Les paralysies obstétricales du membre inférieur paraissent aujourd'hui exceptionnelles.
Augusta Dejerine-Klumke, neurologue française (1885 et 1908)
Syn. paralysie obstétricale du plexus brachial
paralysie oculomotrice extrinsèque l.f.
external ophthalmoplegia
Paralysie des muscles extrinsèques du globe oculaire innervés par les nerfs oculo-moteurs, trochléaire et abducens.

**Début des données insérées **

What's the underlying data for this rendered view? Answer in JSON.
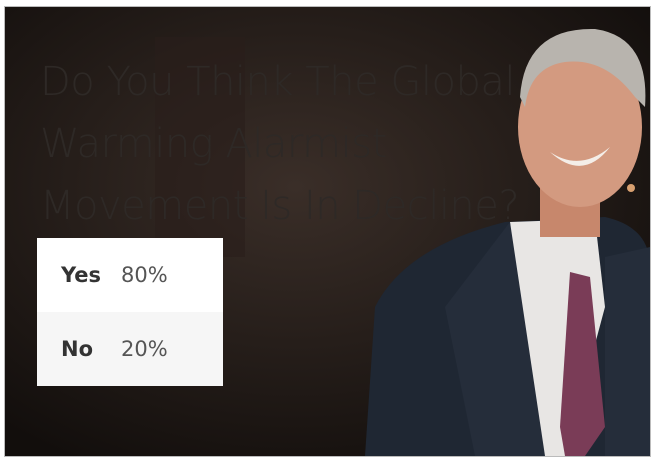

La paralysie peut être complète ou partielle si tous les muscles innervés par le nerf oculo-moteur ne sont pas atteints. En clinique quotidienne, quand on parle de paralysie oculomotrice, d'ophtalmoplégie ou de strabisme paralytique, il s'agit toujours de paralysie oculomotrice extrinsèque.
paralysie oculomotrice intrinsèque l.f.
internal ophthalmoplegia
Paralysie de l'accommodation et de la pupille qui reste en mydriase.
Elle est isolée ou associée à une atteinte complète ou partielle des muscles extrinsèques du globe oculaire innervés par le nerf oculo-moteur.